In the late 1990s, NASA had developed a rocket engine nearly as powerful as the proposed Merlin engine called Fastrac. There were other similarities. Fastrac used the same mix of fuels, liquid oxygen and kerosene, a similar injector, and had the potential for reuse. Despite a series of successful test firings, NASA canceled the program in 2001. Given these commonalities, Mueller thought SpaceX might be able to use the turbopumps NASA built for the Fastrac engine. He and Musk visited NASA's Marshall Space Flight Center in Alabama shortly after Fastrac's demise in 2002, and asked if they could have them. Yes, they were told, but SpaceX would have to go through NASA's procurement program, which could take a year or two. This was too slow for SpaceX, so Musk and Mueller moved on to Barber-Nichols, the contractor that had built the turbopumps.

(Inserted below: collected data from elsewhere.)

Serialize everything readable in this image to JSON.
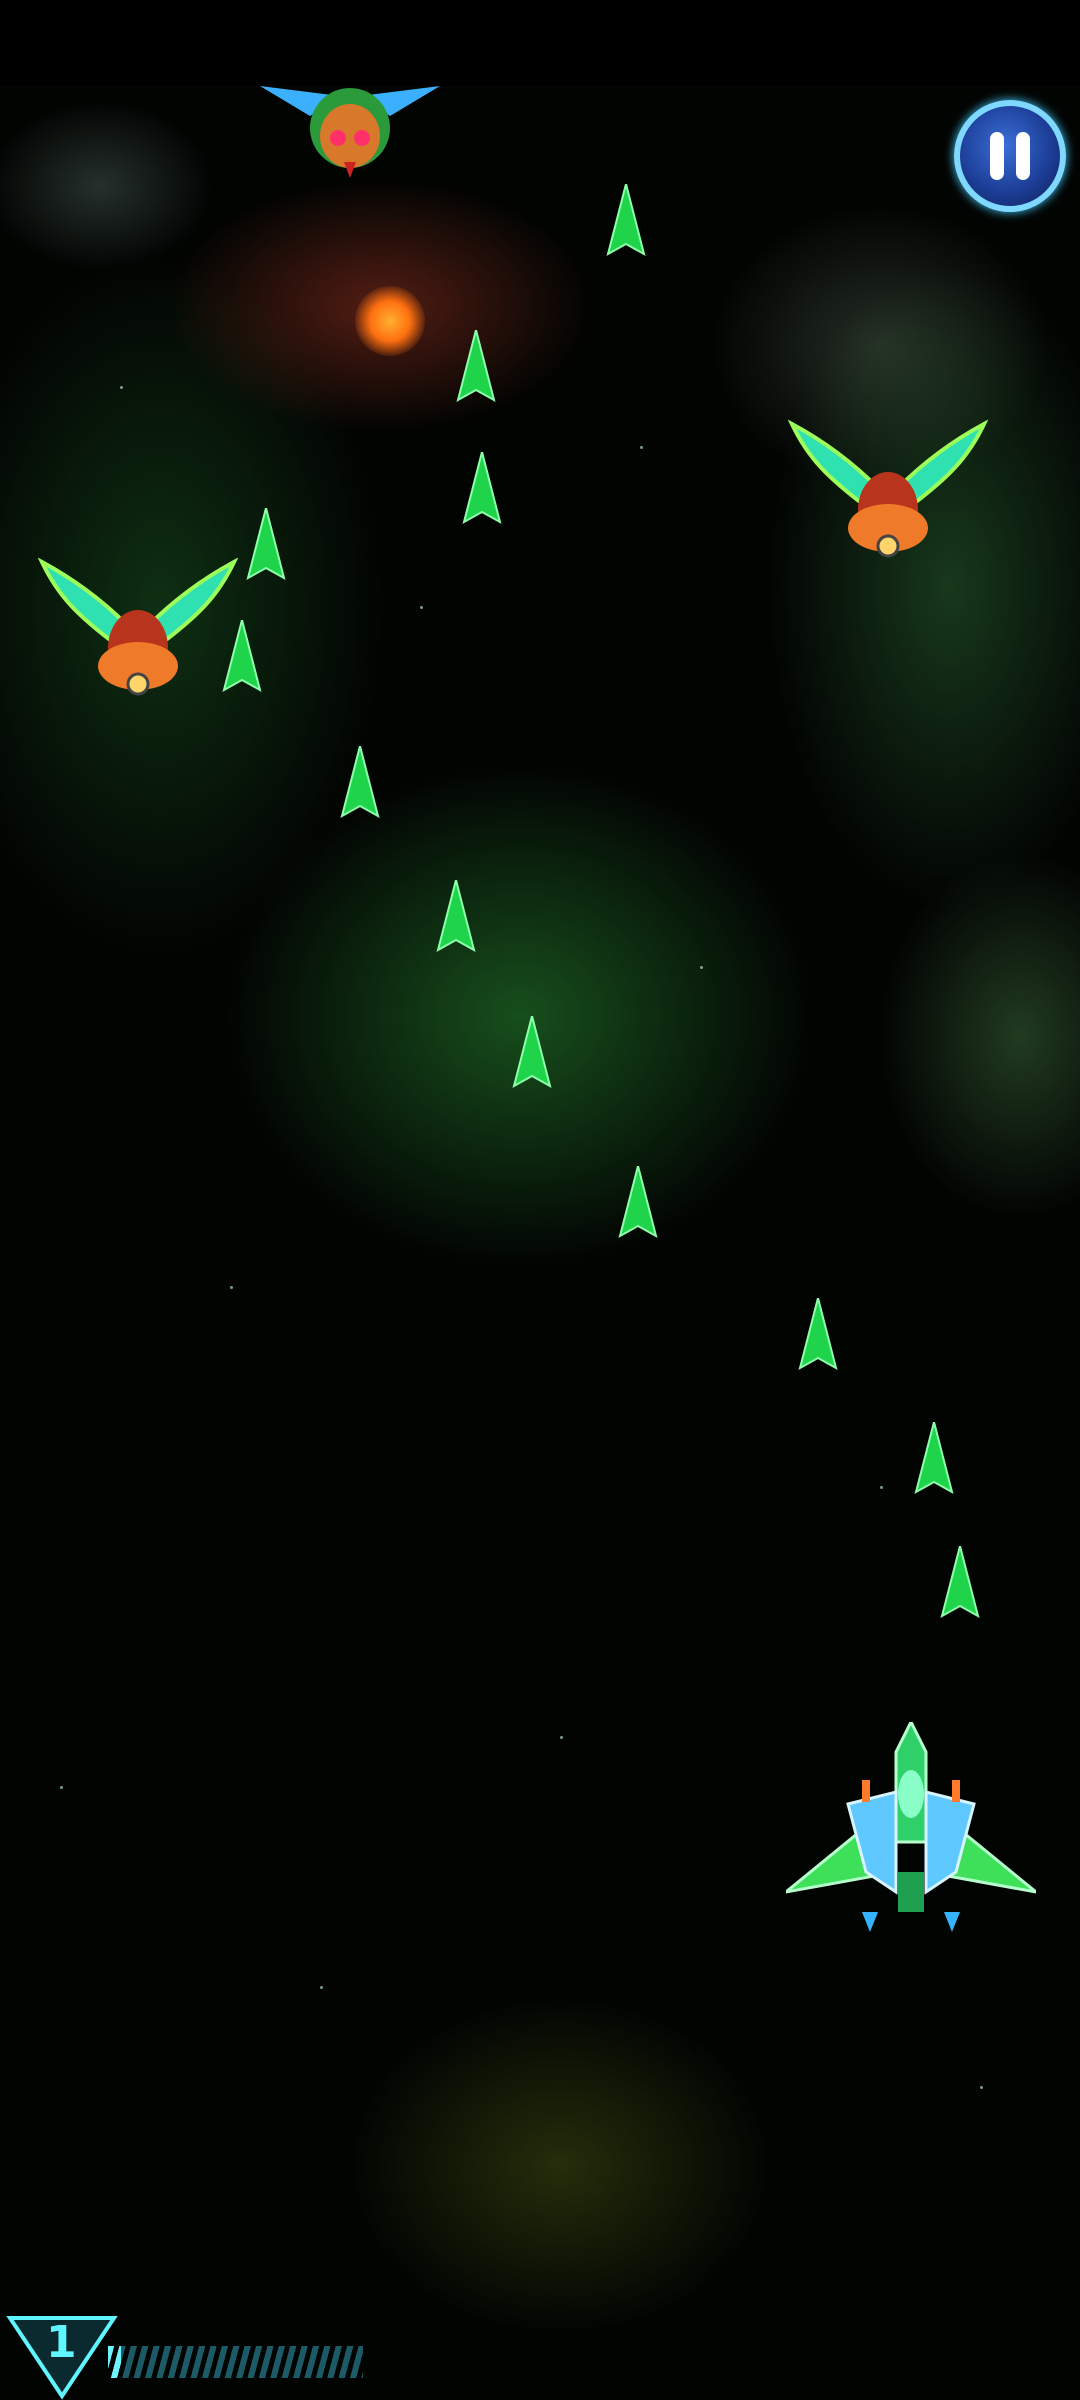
{
  "hud": {
    "level": "1",
    "level_progress": 0.05
  },
  "icons": {
    "pause": "pause-icon",
    "level_badge": "triangle-badge-icon",
    "player": "fighter-jet-icon",
    "enemy": "winged-chicken-alien-icon",
    "bullet": "green-arrow-bullet-icon"
  },
  "colors": {
    "bullet": "#1fd34a",
    "hud_accent": "#5ff6ff",
    "pause_button": "#1d3f99"
  }
}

Barber-Nichols, it turned out, had had a devil of a time building the Fastrac turbopump. To work with the larger Merlin engine, Barber-Nichols would need to do a lot of redesign work. They went back and forth with the SpaceX engineers. During one visit to the Colorado-based company, a designer there happened to suggest a name for the engine to Mueller. Musk had chosen the Falcon name for the rocket, but said Mueller could name the engine, stipulating only that it shouldn't be something like FR-15. It should have a real name. One Barber-Nichols employee, who was also a falconer, said Mueller should name the engine after a falcon. Then, she began listing various species of the bird. Mueller chose the merlin, a medium-sized Falcon, for the first-stage engine. He named the second-stage engine after the smallest of falcons, the kestrel.